The public access currently given to the Endeavour via social networks, gives off a feeling of a zoo trip to see the last of a dying species. Except the whole time you’re there the zoo keeper has a rifle aimed at the back of the animal’s head.

Nonetheless, you too can join the pope and the children of an elementary school in Tuscon, Arizona in a Q and A session with the Astronauts of Endeavour about the mission, life aboard the International Space Station and how it feels to be among the last of a dying breed.

Okay, maybe not the last one. If you want you can even follow current and past astronauts. Indeed, it has been possible for astronauts to live tweet from the International Space Station since early 2010. Nasa also tweets regularly from its dedicated Twitter account.

One of the avenues for submitting your questions to the heavens is via the Facebook Fan page of iPad newspaper The Daily. Given the high-end consumers of tablets and of those likely to read a newspaper designed for the platform, it shouldn’t be surprising that the questions submitted are generally of a thoughtful and intelligent nature. There is a reason; after all, that access was not given to the home of Anonymous, memes and general internet world of 4Chan.

Of course the crew weren’t even out of the Earth’s atmosphere before their expensive, soon to be outmoded, mission intersected with slightly more earthbound but increasingly cheap technology. By now most of us will have seen the snapshot of the shuttle captured by an Amrican teenager on her iPhone as it became visible through her aeroplane window.

The iPhone itself already has some extra-terrestrial capability, it was sent some 30 kilometres above the Earth’s surface by father and son team who attached it to a weather balloon late last year.

Perhaps then, the shutting down of NASA’s shuttle programme should not signal that space will once again become an impossible dream.

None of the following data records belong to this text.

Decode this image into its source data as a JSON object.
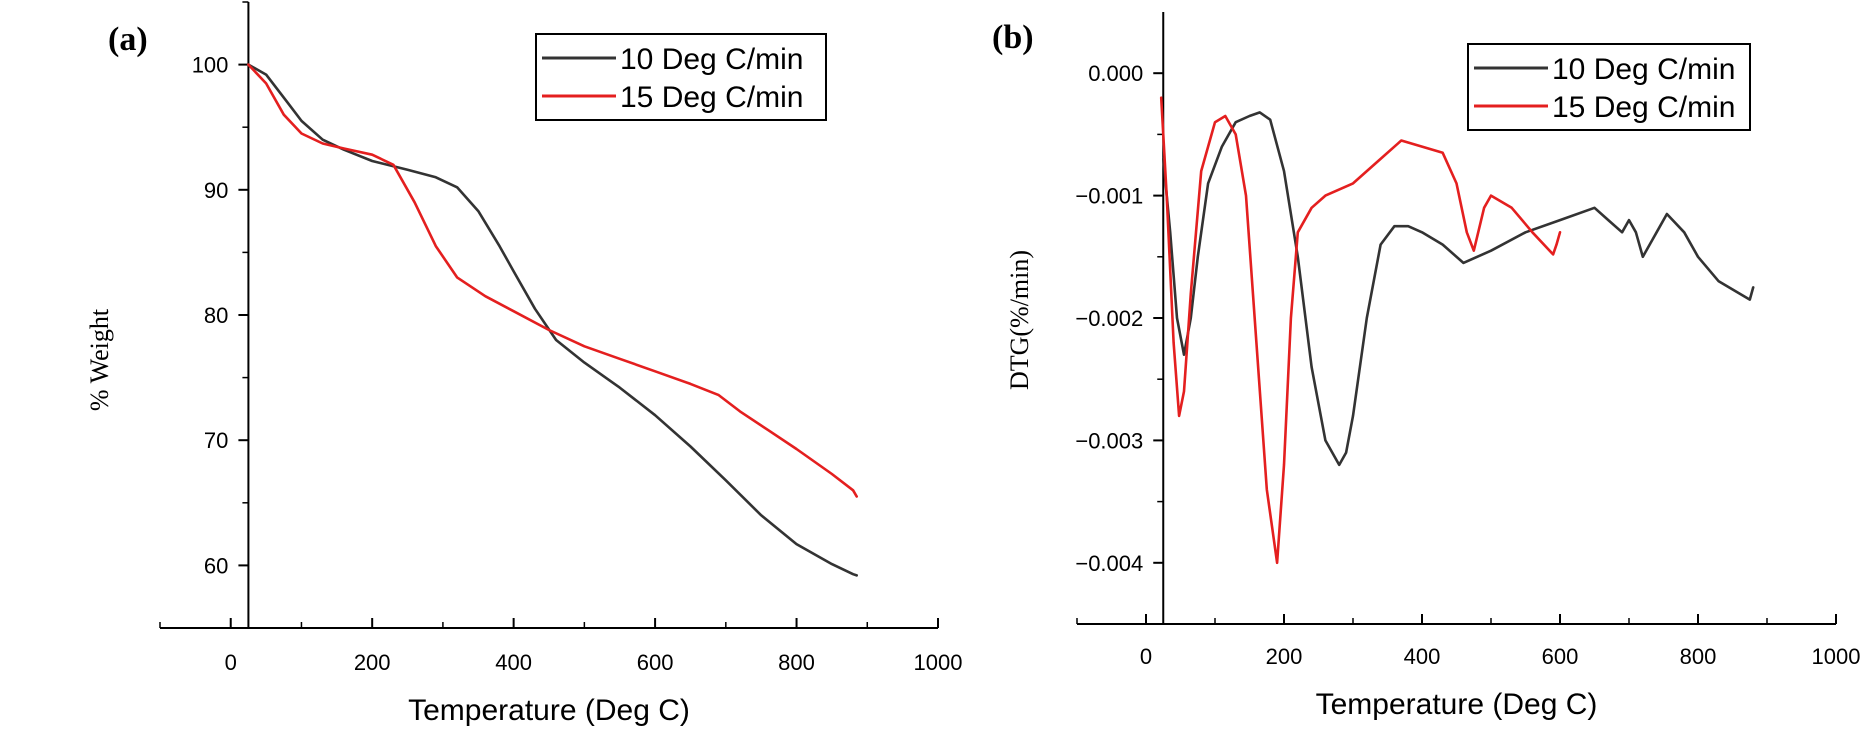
{
  "chart_data": [
    {
      "panel": "(a)",
      "type": "line",
      "title": "",
      "xlabel": "Temperature (Deg C)",
      "ylabel": "% Weight",
      "xlim": [
        -100,
        1000
      ],
      "ylim": [
        55,
        105
      ],
      "xticks": [
        0,
        200,
        400,
        600,
        800,
        1000
      ],
      "yticks": [
        60,
        70,
        80,
        90,
        100
      ],
      "legend_position": "top-right",
      "grid": false,
      "series": [
        {
          "name": "10 Deg C/min",
          "color": "#333333",
          "x": [
            25,
            50,
            80,
            100,
            130,
            160,
            200,
            250,
            290,
            320,
            350,
            380,
            400,
            430,
            460,
            500,
            550,
            600,
            650,
            700,
            750,
            800,
            850,
            880,
            885
          ],
          "y": [
            100,
            99.2,
            97,
            95.5,
            94,
            93.2,
            92.3,
            91.6,
            91,
            90.2,
            88.3,
            85.5,
            83.5,
            80.5,
            78,
            76.2,
            74.2,
            72,
            69.5,
            66.8,
            64,
            61.7,
            60.1,
            59.3,
            59.2
          ]
        },
        {
          "name": "15 Deg C/min",
          "color": "#e41f1f",
          "x": [
            25,
            50,
            75,
            100,
            130,
            160,
            200,
            230,
            260,
            290,
            320,
            360,
            400,
            450,
            500,
            550,
            600,
            650,
            690,
            720,
            760,
            800,
            850,
            880,
            885
          ],
          "y": [
            100,
            98.5,
            96,
            94.5,
            93.7,
            93.3,
            92.8,
            92,
            89,
            85.5,
            83,
            81.5,
            80.3,
            78.8,
            77.5,
            76.5,
            75.5,
            74.5,
            73.6,
            72.3,
            70.8,
            69.3,
            67.3,
            66,
            65.5
          ]
        }
      ]
    },
    {
      "panel": "(b)",
      "type": "line",
      "title": "",
      "xlabel": "Temperature (Deg C)",
      "ylabel": "DTG(%/min)",
      "xlim": [
        -100,
        1000
      ],
      "ylim": [
        -0.0045,
        0.0005
      ],
      "xticks": [
        0,
        200,
        400,
        600,
        800,
        1000
      ],
      "yticks": [
        0.0,
        -0.001,
        -0.002,
        -0.003,
        -0.004
      ],
      "ytick_labels": [
        "0.000",
        "−0.001",
        "−0.002",
        "−0.003",
        "−0.004"
      ],
      "legend_position": "top-right",
      "grid": false,
      "series": [
        {
          "name": "10 Deg C/min",
          "color": "#333333",
          "x": [
            25,
            35,
            45,
            55,
            65,
            75,
            90,
            110,
            130,
            150,
            165,
            180,
            200,
            220,
            240,
            260,
            280,
            290,
            300,
            320,
            340,
            360,
            380,
            400,
            430,
            460,
            500,
            550,
            600,
            650,
            670,
            690,
            700,
            710,
            720,
            740,
            755,
            780,
            800,
            830,
            860,
            875,
            880
          ],
          "y": [
            -0.0007,
            -0.0013,
            -0.002,
            -0.0023,
            -0.002,
            -0.0015,
            -0.0009,
            -0.0006,
            -0.0004,
            -0.00035,
            -0.00032,
            -0.00038,
            -0.0008,
            -0.0015,
            -0.0024,
            -0.003,
            -0.0032,
            -0.0031,
            -0.0028,
            -0.002,
            -0.0014,
            -0.00125,
            -0.00125,
            -0.0013,
            -0.0014,
            -0.00155,
            -0.00145,
            -0.0013,
            -0.0012,
            -0.0011,
            -0.0012,
            -0.0013,
            -0.0012,
            -0.0013,
            -0.0015,
            -0.0013,
            -0.00115,
            -0.0013,
            -0.0015,
            -0.0017,
            -0.0018,
            -0.00185,
            -0.00175
          ]
        },
        {
          "name": "15 Deg C/min",
          "color": "#e41f1f",
          "x": [
            22,
            30,
            40,
            48,
            55,
            65,
            80,
            100,
            115,
            130,
            145,
            160,
            175,
            190,
            200,
            210,
            220,
            240,
            260,
            300,
            340,
            370,
            400,
            430,
            450,
            465,
            475,
            490,
            500,
            530,
            560,
            590,
            595,
            600
          ],
          "y": [
            -0.0002,
            -0.001,
            -0.0022,
            -0.0028,
            -0.0026,
            -0.0018,
            -0.0008,
            -0.0004,
            -0.00035,
            -0.0005,
            -0.001,
            -0.0022,
            -0.0034,
            -0.004,
            -0.0032,
            -0.002,
            -0.0013,
            -0.0011,
            -0.001,
            -0.0009,
            -0.0007,
            -0.00055,
            -0.0006,
            -0.00065,
            -0.0009,
            -0.0013,
            -0.00145,
            -0.0011,
            -0.001,
            -0.0011,
            -0.0013,
            -0.00148,
            -0.0014,
            -0.0013
          ]
        }
      ]
    }
  ]
}
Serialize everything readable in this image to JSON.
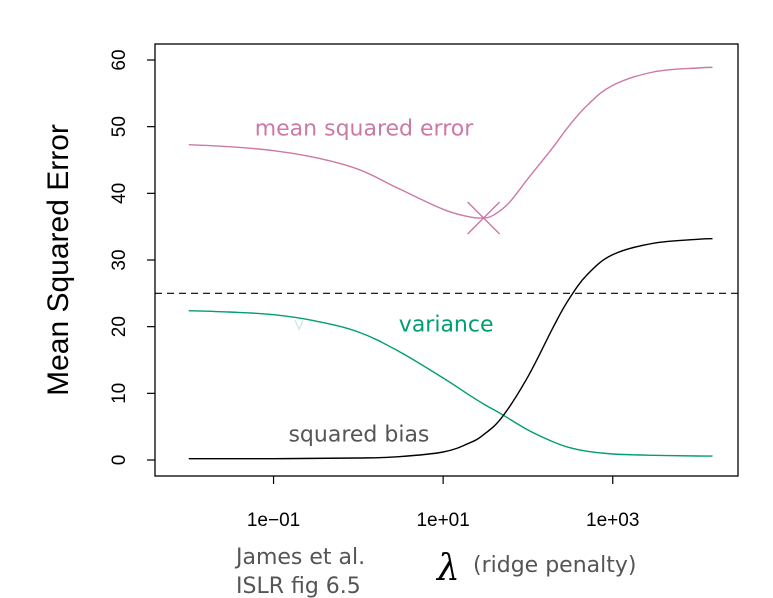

Perhaps the advances in social media and consumer based technology, along with the lofty plans of serial entrepreneur Richard Branson’s Virgin Galactic point to a future in which space will be closer than ever before.

In the mean time, Endeavour is scheduled to re-enter into the Earth’s atmosphere on 1 June when at least some of those watching will be doing their best Scotty impressions as it attempts to do so with slightly damaged heat shields.